The Russian-born musician, 32, whose family immigrated to Germany in 1995, said he received an email in mid-November threatening an assassination attempt against him at a concert in southern Germany.
His spokeswoman told the German media that Levit informed the police and then played the concert under tight security.
In an essay for the Sunday edition of the Tagesspiegel newspaper, Levit wrote that the threat was “loud and clear.” The email’s author said he would silence this “Jewish pig” in front of his audience.
Levit said he was afraid, but “not for myself.”
“[I’m afraid] for this country. My country. Our country,” he said.
Levit warned that the dangers of racism, antisemitism and right-wing extremist terror are underestimated in Germany, driven largely by social media.
“We are in the middle of a massive shift in norms,” Levit wrote. “Our democracy will no longer be the same if we allow antisemitism, racism and misogyny to gain more and more ground.”
Direct threats are not the only problem, Levit said, noting a recent incident in which a journalist asked him if “Israel is my homeland, because after all I’m a Jew.”
“He probably just wasn’t thinking. But it hit me like a slap,” Levit said. “I flinched because this is how it sounded: ‘You are different. You are not one of us … Somehow you do not really belong here.'”
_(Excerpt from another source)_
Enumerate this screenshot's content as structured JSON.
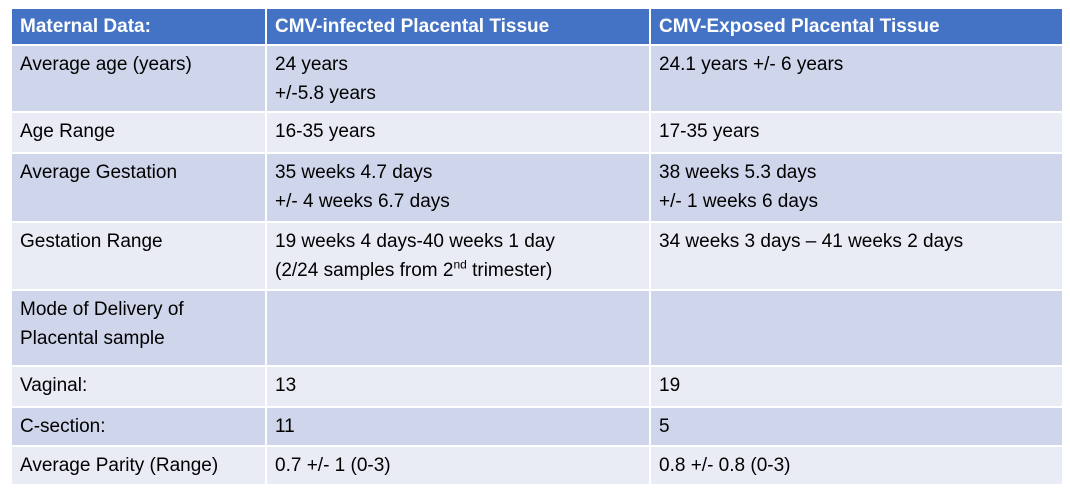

In May, Germany’s Federal Criminal Police Office reported that the number of antisemitic attacks in the country had risen from 1,691 in 2001 to 1,799 in 2018. The office reported 442 offenses, most of them hate speech, between January and June 2019.
Most anti-Semitic acts of violence were motivated by right-wing sentiments,. though a small percentage are ascribed to left-wing extremists and Islamic extremists.
In the most spectacular case in October, a gunman attacked a synagogue in the city of Halle on Yom Kippur. Unable to make his way inside, he shot and killed two nearby pedestrians.
“It’s not about ‘cases,’ or ‘incidents,'” Levit said in his essay. “It’s about victims, time and again. And it is about perpetrators and a pattern! A pattern of antisemitism and racism, right-wing extremism, terror and national-related violence.”
Levit has appeared in major concert halls and music festivals around the world, and has won several international awards.
Meanwhile, on Sunday night two hooded men vandalized a Jewish cemetery in the town of Geilenkirchen in the German state of North Rhine-Westphalia. The suspects, ages 21 and 33, allegedly knocked down more than 40 gravestones and defaced some with blue spray-paint. A witness called police, who arrested the suspects.